Over the last decade of his life, Knyazhnin turned out numerous works of note. They included three “serious” works, The Mercy of Titus (1778), Sofonisba (1786), and Vladisan (1786), and numerous light works – either comedies or comic operas – The Miser (1782?, music by Vasily Pashkevich), The Fisherman and the Spirit (1781), The Braggart (1784/5), The Honey-Mead Maker (1783), The Failed Mediator (?), Odd Fellows (1790), Mourning, or The Widow Consoled (?), and The Woman who Faked Insanity (?).
Knyazhnin, labeled as a Russian classicist, had the reputation of writing works on patriotic themes while remaining a bit of a freethinker. This became particularly apparent in his last work, the tragedy Vadim of Novgorod (1788/9), in which his sympathies lay not with the ruler Ryurik, but with the rebel Vadim.

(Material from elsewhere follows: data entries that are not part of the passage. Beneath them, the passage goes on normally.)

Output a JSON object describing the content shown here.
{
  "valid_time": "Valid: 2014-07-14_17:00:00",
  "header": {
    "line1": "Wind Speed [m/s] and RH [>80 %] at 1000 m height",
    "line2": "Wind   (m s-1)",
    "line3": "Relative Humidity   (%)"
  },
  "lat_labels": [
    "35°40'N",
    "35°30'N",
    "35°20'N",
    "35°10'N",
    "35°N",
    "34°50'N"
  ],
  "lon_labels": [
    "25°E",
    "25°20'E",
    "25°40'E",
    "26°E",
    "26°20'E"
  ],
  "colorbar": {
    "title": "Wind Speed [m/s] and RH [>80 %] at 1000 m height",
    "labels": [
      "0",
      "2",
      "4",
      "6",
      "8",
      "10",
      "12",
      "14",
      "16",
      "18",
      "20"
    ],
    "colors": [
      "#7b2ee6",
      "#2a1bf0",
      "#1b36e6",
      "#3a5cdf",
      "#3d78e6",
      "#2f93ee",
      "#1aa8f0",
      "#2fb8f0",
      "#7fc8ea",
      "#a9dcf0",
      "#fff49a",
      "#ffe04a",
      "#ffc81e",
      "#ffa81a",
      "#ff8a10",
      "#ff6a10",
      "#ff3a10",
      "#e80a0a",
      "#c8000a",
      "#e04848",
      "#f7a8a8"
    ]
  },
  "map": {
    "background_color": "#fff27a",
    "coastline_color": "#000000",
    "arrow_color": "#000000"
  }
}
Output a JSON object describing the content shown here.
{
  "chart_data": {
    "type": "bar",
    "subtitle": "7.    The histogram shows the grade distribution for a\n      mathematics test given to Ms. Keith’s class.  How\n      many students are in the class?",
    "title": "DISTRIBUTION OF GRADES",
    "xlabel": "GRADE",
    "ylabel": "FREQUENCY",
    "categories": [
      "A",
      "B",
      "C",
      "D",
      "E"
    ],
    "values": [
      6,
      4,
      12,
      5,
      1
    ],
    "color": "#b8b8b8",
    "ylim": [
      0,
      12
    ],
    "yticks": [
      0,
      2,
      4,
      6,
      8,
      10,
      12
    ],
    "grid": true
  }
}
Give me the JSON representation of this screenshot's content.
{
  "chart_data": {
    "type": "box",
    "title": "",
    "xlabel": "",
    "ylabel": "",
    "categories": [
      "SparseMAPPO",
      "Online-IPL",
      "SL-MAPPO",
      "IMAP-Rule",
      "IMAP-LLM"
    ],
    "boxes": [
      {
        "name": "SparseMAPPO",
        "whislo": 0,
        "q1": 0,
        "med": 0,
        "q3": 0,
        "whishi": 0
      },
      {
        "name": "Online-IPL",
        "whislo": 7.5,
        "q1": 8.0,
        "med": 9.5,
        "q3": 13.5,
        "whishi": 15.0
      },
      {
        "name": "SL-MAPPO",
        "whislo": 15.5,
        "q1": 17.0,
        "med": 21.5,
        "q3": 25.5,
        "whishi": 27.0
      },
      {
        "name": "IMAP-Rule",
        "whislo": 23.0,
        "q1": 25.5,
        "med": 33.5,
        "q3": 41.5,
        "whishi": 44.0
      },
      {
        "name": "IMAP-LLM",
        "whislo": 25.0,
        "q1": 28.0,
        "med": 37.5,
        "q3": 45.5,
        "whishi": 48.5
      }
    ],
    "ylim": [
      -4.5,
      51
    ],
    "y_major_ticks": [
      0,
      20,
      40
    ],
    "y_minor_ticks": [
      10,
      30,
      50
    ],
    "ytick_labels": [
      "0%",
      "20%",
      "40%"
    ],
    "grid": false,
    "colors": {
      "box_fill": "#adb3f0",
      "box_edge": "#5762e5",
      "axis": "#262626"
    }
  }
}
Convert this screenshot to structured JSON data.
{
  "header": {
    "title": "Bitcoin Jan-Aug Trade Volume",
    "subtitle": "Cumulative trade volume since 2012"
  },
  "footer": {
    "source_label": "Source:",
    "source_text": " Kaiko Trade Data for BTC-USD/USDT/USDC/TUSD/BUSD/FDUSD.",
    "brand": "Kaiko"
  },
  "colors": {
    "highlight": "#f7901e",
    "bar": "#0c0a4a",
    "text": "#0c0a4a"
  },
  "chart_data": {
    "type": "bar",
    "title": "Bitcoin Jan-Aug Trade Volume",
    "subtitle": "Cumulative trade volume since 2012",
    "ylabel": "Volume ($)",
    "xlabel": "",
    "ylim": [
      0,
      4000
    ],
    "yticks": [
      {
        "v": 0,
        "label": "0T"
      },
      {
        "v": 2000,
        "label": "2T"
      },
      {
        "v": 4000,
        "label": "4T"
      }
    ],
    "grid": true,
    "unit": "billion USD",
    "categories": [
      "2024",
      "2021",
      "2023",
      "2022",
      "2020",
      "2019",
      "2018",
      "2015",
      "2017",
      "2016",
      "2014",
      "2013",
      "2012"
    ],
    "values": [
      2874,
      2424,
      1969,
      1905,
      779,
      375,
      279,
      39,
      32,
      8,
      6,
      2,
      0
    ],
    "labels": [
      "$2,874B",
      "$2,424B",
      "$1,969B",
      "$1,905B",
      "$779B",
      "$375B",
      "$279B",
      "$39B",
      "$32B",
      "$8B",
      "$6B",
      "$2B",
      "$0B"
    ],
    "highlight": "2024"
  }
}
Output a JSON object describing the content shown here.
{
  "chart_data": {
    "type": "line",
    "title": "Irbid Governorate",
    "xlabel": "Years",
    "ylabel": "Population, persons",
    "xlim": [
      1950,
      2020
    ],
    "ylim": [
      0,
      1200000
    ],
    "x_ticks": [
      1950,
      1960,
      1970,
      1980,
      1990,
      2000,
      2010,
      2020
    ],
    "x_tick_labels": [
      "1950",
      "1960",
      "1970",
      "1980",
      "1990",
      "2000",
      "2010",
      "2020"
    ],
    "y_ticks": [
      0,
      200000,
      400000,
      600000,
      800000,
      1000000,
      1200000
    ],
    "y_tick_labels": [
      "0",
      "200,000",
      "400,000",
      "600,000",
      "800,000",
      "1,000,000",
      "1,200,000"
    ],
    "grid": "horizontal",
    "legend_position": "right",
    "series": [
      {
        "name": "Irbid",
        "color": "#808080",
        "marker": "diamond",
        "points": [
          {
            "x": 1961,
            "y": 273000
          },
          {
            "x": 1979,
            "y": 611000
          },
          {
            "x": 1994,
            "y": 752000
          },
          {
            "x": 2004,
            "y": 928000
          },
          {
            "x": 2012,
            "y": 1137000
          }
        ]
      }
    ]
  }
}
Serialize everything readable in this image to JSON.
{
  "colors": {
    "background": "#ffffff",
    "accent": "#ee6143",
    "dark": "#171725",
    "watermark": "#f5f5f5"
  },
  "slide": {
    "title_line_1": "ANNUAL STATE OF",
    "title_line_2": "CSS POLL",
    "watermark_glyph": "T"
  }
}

The play is sprinkled with attacks on the notion of tyranny and tyrants, which could not possibly have pleased Catherine. Understanding this well, Knyazhnin originally gave Vadim of Novgorod to a theater for staging, but changed his mind and stopped the production. When it was published after his death, Catherine had the copies hunted down and destroyed. Fortunately, she could not get to all of them, and the play text, like most of what he wrote, has come down to us.
One Russian source sums his work up this way: “One of Knyazhnin’s merits was that he developed what was, for his time, an excellent style, and, relative to Sumarokov, light, attractive versification. Knyazhnin, thanks to his translations, introduced the most relevant current works of Western literature into his cultural sphere. Additionally, his use of blank verse for the first time in Russian literature was innovative.